Regarding treatment de-escalation, we did not find any association between MSUS, clinical or biological items and treatment decisions except for CRP lower levels. Thus, in our study, we were unable to determine how the physician decided on decreasing treatments. Once again, the presence of synovitis on US was not significantly different in patients with therapeutic de-escalation compared with patients with stable treatment. However, for patients with therapeutic de-escalation, there were fewer joints with grade 2 or 3 synovitis in B-mode US. We hypothesize that there was no significant difference because of the small number of patients in this group.

The role of MSUS in patients with JIA is under investigation [23]. Ultrasound-detected synovitis have been shown to be common in patients with JIA in clinical remission. Rebollo-Polo et al. [24] also demonstrated that patients with JIA who met the criteria for clinical remission showed pathologic findings in B-mode or PD MSUS. However, Nieto-González et al. [25] reported that subclinical synovitis detected by MSUS was not a predictor of flares following TNF inhibitor therapy tapering in a JIA population. Thus, persistent inflammation could be detected by MSUS, but its significance has not yet been elucidated. Therefore, the relevance of these findings in therapeutic decisions is uncertain.

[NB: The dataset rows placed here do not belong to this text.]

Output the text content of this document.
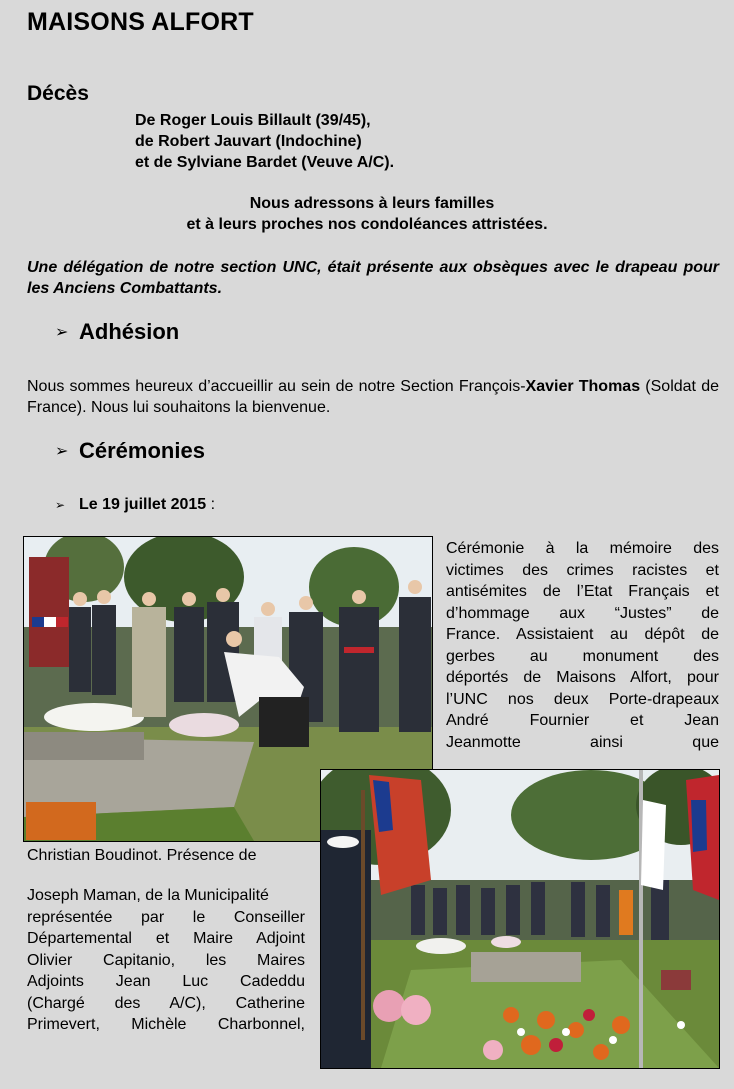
MAISONS ALFORT
Décès
De Roger Louis Billault (39/45),
de Robert Jauvart (Indochine)
et de Sylviane Bardet (Veuve A/C).
Nous adressons à leurs familles
et à leurs proches nos condoléances attristées.
Une délégation de notre section UNC, était présente aux obsèques avec le drapeau pour les Anciens Combattants.
➢ Adhésion
Nous sommes heureux d’accueillir au sein de notre Section François-Xavier Thomas (Soldat de France). Nous lui souhaitons la bienvenue.
➢ Cérémonies
➢ Le 19 juillet 2015 :
Cérémonie à la mémoire des
victimes des crimes racistes et
antisémites de l’Etat Français et
d’hommage aux “Justes” de
France. Assistaient au dépôt de
gerbes au monument des
déportés de Maisons Alfort, pour
l’UNC nos deux Porte-drapeaux
André Fournier et Jean
Jeanmotte ainsi que
Christian Boudinot. Présence de
Joseph Maman, de la Municipalité
représentée par le Conseiller
Départemental et Maire Adjoint
Olivier Capitanio, les Maires
Adjoints Jean Luc Cadeddu
(Chargé des A/C), Catherine
Primevert, Michèle Charbonnel,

In adults, the role of MSUS is clearer [26]. In patients with RA, it has been demonstrated that MSUS found more synovitis than clinical joint examination, especially in B-mode and for the shoulders, wrists and metatarsophalangeal joints [27]. Naredo et al. [28] showed that, in RA, synovitis on US was better correlated with CRP and ESR than physical examination findings. This study indicates that therapeutic decisions in RA could depend on MSUS complementary to clinical assessment. In a literature review on the evaluation of structural damage related to RA, MSUS appeared to be sensitive in detecting synovitis and erosions [29]. Studies have shown that patients with RA in clinical remission could have subclinical synovitis that could cause structural damage [30, 31]. Thus, MSUS could help therapeutic decisions to achieve remission.

Our study had some limitations. First, the SARS-CoV-2 pandemic led to a delay in patients’ follow-up, which could also explain why the number of visits was lower than expected. Second, the study was not blinded. The clinician was aware of all the patients’ characteristics, and this could have lessened the impact of US in comparison to clinical characteristics. Third, we selected patients who underwent MSUS of the ten most commonly affected joints in JIA: the second MCP joints, wrists, elbows, knees and ankles. Collado et al. [32] have previously shown the pertinence and feasibility of a reduced US ten-joint evaluation. Moreover, it appears difficult to analyse all the joints via US in children. However, in daily practice, this score should be suitable to the JIA subtype, clinical examination and stage of disease. Although we analyses the same joints for clinical tenderness and swelling, it seems difficult for physicians not to consider the other joints when examining patients, which might lower the impact of US. Moreover, with a reduced protocol, we may have missed subclinical synovitis, especially for patients with persistent and extended oligoarthritis, representing most of our patients. Fourth, patients were included during their routine follow-up and not at a specific point such as disease diagnosis or flare-up. This explains the low number patients with therapeutic modification, which might have reduced the impact of MSUS and the absence of a significant difference between groups, although the number of joints with synovitis on US differed.

Our study showed several strengths. This study is the first to evaluate the impact of MSUS examinations on therapeutic modifications in patients with JIA in a cohort. Furthermore, the reliability of the sonographers at the different centres, which was evaluated prior to this study, was found to be good [21]. Finally, our study was a real-life study that represents routine practice, which is naturally associated with some limitations.